Luciano Fabro Simon Lee / London

December 21, 2017

In 1967 Germano Celant observed how Luciano Fabro (1936–2007) “reproposes the rediscovery of a pavement, a corner, or the axis that unites the floor and ceiling of a room. He’s not worried about satisfying the system, and intends instead to disembowel it.”

In their elegant austerity, these early works explain why the artist required a separate stanza of the Arte Povera manifesto. Instead of attempting to expose the prevailing aesthetic structure through poverty of materials, Fabro sought to pare down the intellectual scaffolding with which the viewer approached works of art.

All of the pieces here use metal or glass to dislocate the situation in which they are encountered, both by the body and by the eye. Exposing their surrounding spatial — and therefore institutional — limitations, works such as Croce (1965–2001), a large stainless steel cross, and Asta (1965–2001), whose pole hangs from ceiling to just above the floor, blocking an exit, occupy as much space as possible with the minimum material necessary. Visitor throughflow is routed via a series of works: Tondo e rettangolo (1964–2004), Mezzo specchiato mezzo trasparente and Tutto trasparente (both 1965–2007), and Buco (1963-2005), partitions of cold metal, glass and mirror whose clinical designs target the gallery as a transparently corporate entity — all white walls and potted plants — in a prescient reflection on our own late-capitalist reality.

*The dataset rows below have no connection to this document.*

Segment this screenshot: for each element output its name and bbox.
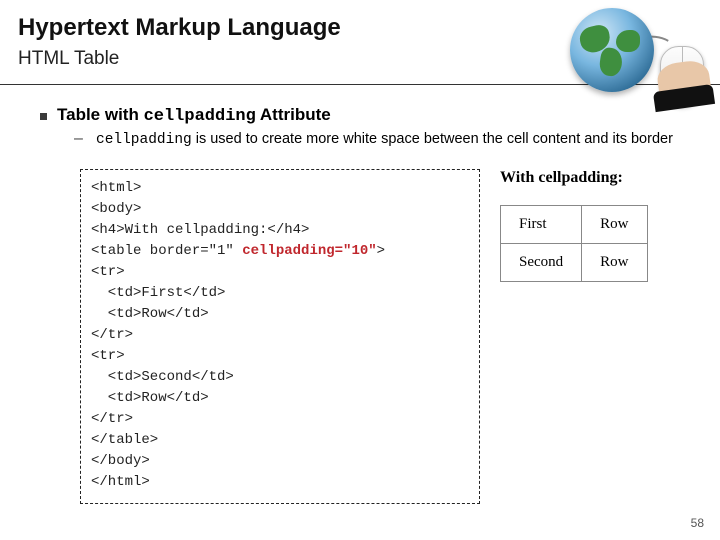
example-row: <html> <body> <h4>With cellpadding:</h4>…: [80, 169, 688, 504]
bullet-icon: [40, 113, 47, 120]
table-row: First Row: [501, 205, 648, 243]
table-row: Second Row: [501, 243, 648, 281]
code-sample: <html> <body> <h4>With cellpadding:</h4>…: [80, 169, 480, 504]
decorative-globe-image: [510, 2, 710, 112]
dash-icon: –: [74, 130, 86, 151]
sub-rest: is used to create more white space betwe…: [192, 131, 673, 147]
table-cell: Row: [582, 243, 647, 281]
rendered-preview: With cellpadding: First Row Second Row: [500, 169, 688, 504]
bullet-text: Table with cellpadding Attribute: [57, 105, 331, 126]
page-number: 58: [691, 516, 704, 530]
sub-bullet-text: cellpadding is used to create more white…: [96, 130, 673, 151]
bullet-suffix: Attribute: [256, 105, 331, 124]
slide-body: Table with cellpadding Attribute – cellp…: [0, 85, 720, 504]
sub-bullet-item: – cellpadding is used to create more whi…: [74, 130, 688, 151]
bullet-prefix: Table with: [57, 105, 144, 124]
table-cell: First: [501, 205, 582, 243]
sub-mono: cellpadding: [96, 132, 192, 148]
table-cell: Second: [501, 243, 582, 281]
bullet-mono: cellpadding: [144, 107, 256, 126]
table-cell: Row: [582, 205, 647, 243]
preview-table: First Row Second Row: [500, 205, 648, 282]
preview-heading: With cellpadding:: [500, 169, 688, 187]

Other, more playful constructions seem nonetheless to be stress testing the space. Mounted to the wall at one end, Ruota (1964–2001) and Squadra (1965–2001) flex and bend under gravity’s weight, in so doing softening the sculptures’ hard design in a way that reflects the artist’s historical role as a bridge between developments in Italy and post-Minimalist narratives abroad. As the artist once proclaimed: “I need to know how my hands function on something which remains static. The form of Italy is static, immobile, I measure my hands’ mobility against its stillness.” Fifty years on from the manifesto, Fabro’s original scenography reveals the immobility of our fabricated selves.